Adjoint map is Lie homomorphism

The Jacobi identity of a Lie algebra says that $ad: \mathfrak g \to End(\mathfrak g)$ is a derivation. I am a bit emberassed but what is the easieast way to see that for every $X \in \mathfrak g$, $ad_X: \mathfrak g \to \mathfrak g, Y \mapsto [X,Y]$ is a Lie homomorphism, i.e., $[ad_X Y, ad_X Z] = ad_X([Y,Z])$ ?

Edit: The identity in the above line is wrong. It is $ad_X$ a derivation (endomorphism satisfying the product rule), not a Lie homomorphism (respecting the Lie bracket). I was a bit confused here, sorry.

Solution 1:

Continuing with @TobiasKildetoft's comment: I really think one should think that the Jacobi identity is exactly the assertion that "ad" is a Lie algebra homomorphism.

So, for example, it is not a good idea to try to present the literal Jacobi-identity formula in a "symmetric" form (as some sources do), which would necessarily obscure the assertion that "ad" is a Lie algebra hom.

It is also unfortunate that few sources seem to let on that this is what the Jacobi identity is asserting!
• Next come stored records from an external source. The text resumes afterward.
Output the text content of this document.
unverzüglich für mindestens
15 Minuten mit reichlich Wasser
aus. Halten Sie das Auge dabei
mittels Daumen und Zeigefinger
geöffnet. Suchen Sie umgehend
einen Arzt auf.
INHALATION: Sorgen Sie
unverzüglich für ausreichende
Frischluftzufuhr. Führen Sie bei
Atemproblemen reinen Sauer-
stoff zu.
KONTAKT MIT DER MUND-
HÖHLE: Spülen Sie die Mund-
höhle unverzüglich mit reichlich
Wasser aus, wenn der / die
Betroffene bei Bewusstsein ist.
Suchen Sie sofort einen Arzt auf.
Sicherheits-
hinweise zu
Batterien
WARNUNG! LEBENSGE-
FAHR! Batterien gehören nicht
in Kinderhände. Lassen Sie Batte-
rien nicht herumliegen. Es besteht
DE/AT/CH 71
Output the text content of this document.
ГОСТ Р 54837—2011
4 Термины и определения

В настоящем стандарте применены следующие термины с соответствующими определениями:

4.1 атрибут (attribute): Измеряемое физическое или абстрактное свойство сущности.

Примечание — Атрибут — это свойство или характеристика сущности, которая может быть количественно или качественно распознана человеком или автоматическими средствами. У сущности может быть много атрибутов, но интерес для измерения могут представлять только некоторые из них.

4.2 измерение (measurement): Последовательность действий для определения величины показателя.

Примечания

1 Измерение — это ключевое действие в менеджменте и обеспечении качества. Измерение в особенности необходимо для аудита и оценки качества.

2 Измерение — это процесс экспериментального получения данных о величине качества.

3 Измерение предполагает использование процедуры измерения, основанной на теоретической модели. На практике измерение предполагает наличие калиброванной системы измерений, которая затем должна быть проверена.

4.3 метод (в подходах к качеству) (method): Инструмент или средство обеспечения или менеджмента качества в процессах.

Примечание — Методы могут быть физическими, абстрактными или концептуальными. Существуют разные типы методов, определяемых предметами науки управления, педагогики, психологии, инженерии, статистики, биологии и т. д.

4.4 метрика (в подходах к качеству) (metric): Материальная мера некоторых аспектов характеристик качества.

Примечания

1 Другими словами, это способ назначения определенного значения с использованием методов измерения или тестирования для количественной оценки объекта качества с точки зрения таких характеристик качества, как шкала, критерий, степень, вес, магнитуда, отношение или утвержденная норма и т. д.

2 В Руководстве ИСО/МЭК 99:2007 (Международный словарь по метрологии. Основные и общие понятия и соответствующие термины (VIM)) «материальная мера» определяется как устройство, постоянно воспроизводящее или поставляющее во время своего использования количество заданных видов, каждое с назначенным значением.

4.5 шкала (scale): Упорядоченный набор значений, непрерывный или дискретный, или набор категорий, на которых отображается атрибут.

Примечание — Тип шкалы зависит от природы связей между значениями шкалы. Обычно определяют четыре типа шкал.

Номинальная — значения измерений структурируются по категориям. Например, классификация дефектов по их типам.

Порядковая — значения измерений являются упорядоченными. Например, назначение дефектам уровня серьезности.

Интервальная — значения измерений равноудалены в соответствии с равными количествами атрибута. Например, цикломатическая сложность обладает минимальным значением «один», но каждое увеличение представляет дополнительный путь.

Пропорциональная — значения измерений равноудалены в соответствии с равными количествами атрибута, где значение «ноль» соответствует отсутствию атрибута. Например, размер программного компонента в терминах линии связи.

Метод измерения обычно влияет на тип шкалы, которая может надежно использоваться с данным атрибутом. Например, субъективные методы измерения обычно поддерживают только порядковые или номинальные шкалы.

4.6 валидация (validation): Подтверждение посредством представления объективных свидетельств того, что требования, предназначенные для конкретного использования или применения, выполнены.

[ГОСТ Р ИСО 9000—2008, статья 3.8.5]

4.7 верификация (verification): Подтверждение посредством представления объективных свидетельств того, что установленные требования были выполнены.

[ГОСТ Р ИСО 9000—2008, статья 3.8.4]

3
So, don't think of the Jacobi identity as a formula that is required to hold, but as the property that "ad" is a Lie algebra hom, ... and then you can recover the formula whenever you want.

A (slightly) more interesting related question is about why the Lie algebras of classical matrix groups do satisfy the Jacobi identity! :) That is, we really should check the property rather than accidentally taking it for granted. Of course, then the structural sense of "ad" as derivative of "Ad", which in these linear cases is "conjugation", explain it, when one spells things out.